Will it be worth the trouble of getting my records to them, traveling to Peoria, submitting myself to more tests? And what about when all of those tests come back negative? Will it have been worth it then, or will I wish I had just accepted my circumstances?
***
That’s when I decided to visit MSSociety.org and read some patient stories. They all talked about problems with vision, and I remembered that this was the thing that made me decide not to ask my doctor about MS tests several months back.
I have never had problems with my vision. I know it says that 3% of patients don’t have them, but I still don’t think… Oh. My. Shit.
In the middle of that thought, I remembered that time in 2005 when I was watching TV and there was a hole in my vision. And because I’d linked that moment to my vision-blurring migraines between 2011 and 2013, those memories washed over me too.

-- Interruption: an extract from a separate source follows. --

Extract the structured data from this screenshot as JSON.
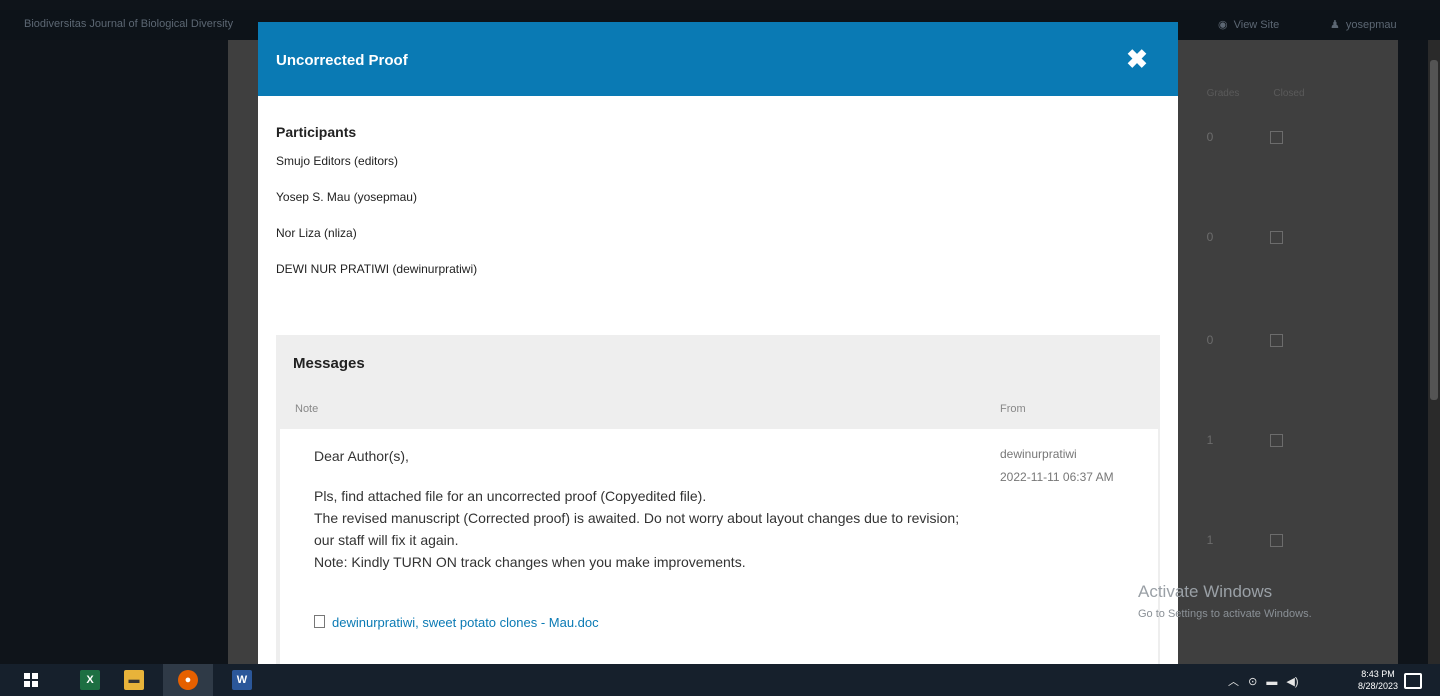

What if the start of my decline wasn’t in 2014? What if it goes all the way back to 2005? What if those were episodes of optic neuritis or whatever-the-hell?
I Googled with a mission:
…MS and aura
…MS and migraines
…MS and iron
…MS and vitamin D
…MS and GERD
…MS and nerve pain
…MS and burning feet
…MS and IBS
…MS and vertigo
…MS and falls
…MS and fibromyalgia
Long story short, I didn’t find anything that convinced me that being seen by MS doctors would be a waste of my time.